Extracting Road and Canal Networks from Aerial Imagery.
Left: Aerial Image. Middle: A U-Net introduces a gap where the road is partially occluded. Right: Our method fixes this.

Extracting Road and Canal Networks from Aerial Imagery.

Reconstruction of road networks from aerial images is a classic computer vision problem, which remains actively studied to this day.   By contrast, the reconstruction of drainage canals has so far remained out of focus of most of the vision community. However, it is of crucial importance for hydrologic analysis, which is becoming ever more important at a time of rapid climate change. Due to their network-like structure, canals are amenable to reconstruction by the same algorithms as roads, and we address these two problems jointly.

Most of the existing approaches rely on convolutional networks to extract from images binary masks denoting which pixels belong to roads and which do not. Unfortunately, they do not guarantee that the connectivity of the produced masks corresponds to that of the real road network. 

This is because these methods are trained to minimize losses, such as cross-entropy and mean squared error, that do not explicitly enforce topological consistency. When the annotations do not perfectly coincide with the imaged structures, which is always the case of satellite image annotations, networks trained with the per-pixel losses produce binary masks plagued by topological errors, such as road interruptions, missed junctions, and false positive connections.

In recent literature, this problem has been addressed by combining a convolutional encoder with a decoder that represents a network of roads as a graph, as opposed to a binary mask. At inference time, the graph is grown iteratively: At each step, the neural network adds a new node to the graph by taking image features and the current state of the graph into account. By contrast to the approach based on representing a road map as a binary mask, these graph-based methods make it easy to prevent excessively penalizing predicted roads that deviate slightly from their ground truth models, and to account for existing connectivity when growing the graph.

However, the non-differentiability of the node insertion operation makes training these networks more difficult and brittle than training convnets. In a paper to appear in PAMI, we show that the connectivity of road and drainage canal networks can be enforced directly on a convolutional neural net, in a fully differentiable manner, and without the need to represent the graph explicitly. This allows end-to-end training and results in increased performance.

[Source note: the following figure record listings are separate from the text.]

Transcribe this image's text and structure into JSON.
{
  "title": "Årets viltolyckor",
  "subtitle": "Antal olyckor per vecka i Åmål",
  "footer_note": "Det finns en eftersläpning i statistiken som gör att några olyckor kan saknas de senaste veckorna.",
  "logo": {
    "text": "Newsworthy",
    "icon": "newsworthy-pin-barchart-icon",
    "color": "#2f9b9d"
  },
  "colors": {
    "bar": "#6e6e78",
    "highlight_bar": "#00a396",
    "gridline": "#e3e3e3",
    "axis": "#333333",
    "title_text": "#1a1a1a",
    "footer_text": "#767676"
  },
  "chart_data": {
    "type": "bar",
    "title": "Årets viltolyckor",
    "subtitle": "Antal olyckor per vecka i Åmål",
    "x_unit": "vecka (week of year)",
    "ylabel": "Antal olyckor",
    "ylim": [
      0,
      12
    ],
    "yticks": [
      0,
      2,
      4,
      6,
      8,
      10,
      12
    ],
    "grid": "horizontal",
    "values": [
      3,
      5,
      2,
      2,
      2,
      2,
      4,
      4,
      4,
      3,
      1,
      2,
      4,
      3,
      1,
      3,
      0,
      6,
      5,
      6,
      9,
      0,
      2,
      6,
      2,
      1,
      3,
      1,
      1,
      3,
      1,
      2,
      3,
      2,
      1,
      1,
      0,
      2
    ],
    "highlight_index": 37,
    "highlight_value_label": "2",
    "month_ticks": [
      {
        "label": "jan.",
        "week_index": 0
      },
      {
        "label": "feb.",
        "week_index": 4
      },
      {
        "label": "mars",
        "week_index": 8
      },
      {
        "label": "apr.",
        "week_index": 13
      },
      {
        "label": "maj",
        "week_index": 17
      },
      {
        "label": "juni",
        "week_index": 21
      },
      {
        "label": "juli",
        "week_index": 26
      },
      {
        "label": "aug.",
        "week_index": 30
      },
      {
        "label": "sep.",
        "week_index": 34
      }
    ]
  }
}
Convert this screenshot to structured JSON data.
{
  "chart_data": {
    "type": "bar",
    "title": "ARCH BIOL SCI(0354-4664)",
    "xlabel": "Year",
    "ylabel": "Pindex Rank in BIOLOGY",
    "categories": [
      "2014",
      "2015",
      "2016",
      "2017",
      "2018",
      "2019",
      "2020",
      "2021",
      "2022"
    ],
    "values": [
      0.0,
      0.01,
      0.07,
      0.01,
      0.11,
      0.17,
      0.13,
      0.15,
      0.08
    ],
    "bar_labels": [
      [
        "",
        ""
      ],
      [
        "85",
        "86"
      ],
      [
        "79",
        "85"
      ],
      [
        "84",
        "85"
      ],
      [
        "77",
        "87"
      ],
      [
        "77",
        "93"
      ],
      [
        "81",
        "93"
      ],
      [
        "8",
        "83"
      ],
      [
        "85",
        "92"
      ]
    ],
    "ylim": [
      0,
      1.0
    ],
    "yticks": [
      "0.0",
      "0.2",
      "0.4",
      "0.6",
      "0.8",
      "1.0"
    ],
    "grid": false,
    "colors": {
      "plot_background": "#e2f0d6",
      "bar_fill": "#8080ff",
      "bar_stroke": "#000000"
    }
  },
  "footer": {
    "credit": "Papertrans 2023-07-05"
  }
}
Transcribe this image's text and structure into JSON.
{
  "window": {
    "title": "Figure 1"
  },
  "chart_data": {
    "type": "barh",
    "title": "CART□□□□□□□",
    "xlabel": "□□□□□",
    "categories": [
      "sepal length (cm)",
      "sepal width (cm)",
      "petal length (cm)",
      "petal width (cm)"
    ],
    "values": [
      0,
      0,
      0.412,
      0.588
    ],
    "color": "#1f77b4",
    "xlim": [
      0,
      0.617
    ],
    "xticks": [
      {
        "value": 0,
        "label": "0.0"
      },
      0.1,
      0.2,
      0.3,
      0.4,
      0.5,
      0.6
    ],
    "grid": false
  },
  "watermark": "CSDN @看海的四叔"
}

Our algorithm has been used by our Stanford colleagues to model drainage canals across Southeast Asian peatlands to reveal widespread hydrologic disturbances, as reported in paper to appear in AGU Advances.

Our approach involves relaxing the usual requirement of coincidence of annotated and predicted foreground pixels. Instead, we require that predictions contain uninterrupted sequences of foreground pixels that can deviate by a few pixels from the ground-truth annotations. This enforces connectivity while dealing with possibly imprecise annotations.